How many hives,
22
and have you determined why?
I didn't lose all of them at once, and I didn't lose all of them for the same reason. I was doing a treatment free thing (had been for six years), and I think it finally caught up to them. Varroa related problems took out the majority of them, but the rest had some other issues, including a suspected nosema issue, a few with supersedure queens that just didn't work, ALOT of robbing during a dearth followed by absconding, one or two that had a queen who died in transport, and a few that just kinda left (I suspect those were a combined Varroa and nosema issue, but not too certain).
Some of it was also beekeeper error. I was studying for the Bar Exam (that test you take to become an Attorney) all last summer. It was literally a 7 day a week, 18 hour a day event. As a result I was only able to check up on the bees once a month, sometimes less. So when I would notice a hive had a problem, there was usually little I could do at that point to fix it, and by the next time I made it back to the yard (which was over an hour away) I found I wasn't keeping bees so much as keeping wax moths.
I've taken steps to eliminate those issues, or deal with them as much as I can.

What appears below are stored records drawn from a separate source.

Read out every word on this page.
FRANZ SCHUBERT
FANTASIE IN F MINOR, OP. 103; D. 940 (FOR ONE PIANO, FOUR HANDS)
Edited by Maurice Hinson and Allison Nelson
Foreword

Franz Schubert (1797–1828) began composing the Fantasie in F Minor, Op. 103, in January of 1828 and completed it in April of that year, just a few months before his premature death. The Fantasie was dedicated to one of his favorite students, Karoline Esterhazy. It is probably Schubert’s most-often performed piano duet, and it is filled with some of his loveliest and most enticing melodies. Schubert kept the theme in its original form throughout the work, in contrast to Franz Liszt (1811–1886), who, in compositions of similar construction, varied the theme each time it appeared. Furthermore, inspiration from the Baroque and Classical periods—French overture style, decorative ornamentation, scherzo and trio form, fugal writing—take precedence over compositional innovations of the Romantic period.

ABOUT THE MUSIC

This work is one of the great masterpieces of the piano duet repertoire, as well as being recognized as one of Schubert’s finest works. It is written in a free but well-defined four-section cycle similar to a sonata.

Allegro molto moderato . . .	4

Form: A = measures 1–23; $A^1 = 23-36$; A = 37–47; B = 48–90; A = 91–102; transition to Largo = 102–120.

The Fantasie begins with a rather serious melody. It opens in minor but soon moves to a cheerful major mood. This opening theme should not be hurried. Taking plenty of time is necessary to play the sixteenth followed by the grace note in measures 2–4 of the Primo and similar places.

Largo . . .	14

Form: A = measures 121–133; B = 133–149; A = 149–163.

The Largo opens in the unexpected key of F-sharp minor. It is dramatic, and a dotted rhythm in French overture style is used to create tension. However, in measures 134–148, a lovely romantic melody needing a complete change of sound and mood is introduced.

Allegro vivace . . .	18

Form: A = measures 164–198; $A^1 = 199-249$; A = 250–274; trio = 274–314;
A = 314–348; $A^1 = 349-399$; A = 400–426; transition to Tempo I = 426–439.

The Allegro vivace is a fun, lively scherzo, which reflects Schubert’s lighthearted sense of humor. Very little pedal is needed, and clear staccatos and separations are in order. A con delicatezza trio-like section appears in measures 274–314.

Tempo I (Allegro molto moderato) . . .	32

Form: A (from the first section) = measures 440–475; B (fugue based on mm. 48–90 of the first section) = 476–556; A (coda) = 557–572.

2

I'm not taking the Bar Exam again (thank god), and I moved my apiary into my backyard. I'm not treatment free anymore. I can't tell you why that was working and then stopped being so. Some I've talked to blame it on my cell size (natural), others say it had something to do with the farm that was neighboring my land. I don't know. But I know treatment free doesn't work. So I'll be testing for varroa monthly, and treating with ApiGuard when necessary. I'm also planning on incorporating Fumagilin-B into my regimen, and attaching robbing guards during dearths.
I would hate to see you invest a bunch of time and resources just to repeat last winters results.
Agreed. Which is why I'm relying on swarms and only one (or two, depending on availability) nucs that are purchased. I would be shocked if I lost all my hives again this year, but it's a possibility that you can't ignore.
I would highly recommend not doing a bunch of walk away splits as you might end up with a bunch of late fall failures.
Never doing walkaway splits again (unless with swarm cells). I made my mistakes in the past with that strategy.
I would take your two swarms and the 2 nucs, put them on drawn comb and let them build up real strong between now and June/July. Keep an eye on them and feed if necessary. I would then pick the strongest and turn it into a queen rearing unit using the Cloake method. Pick a mother queen and raise a round of queen cells from her. Once you have the cells, I would take and split hives up into 2 frame mating nucs and give each a cell. I would then grow these 2 frame mating nucs into 5 frame nucs by fall and plan on overwintering them. If things go well, there is no reason you can't go into winter with as many nucs as your high. Overwintered nucs build like gangbusters the following spring.
That is essentially what I meant by number 2 above. Sounds like a good plan. Thanks for the help.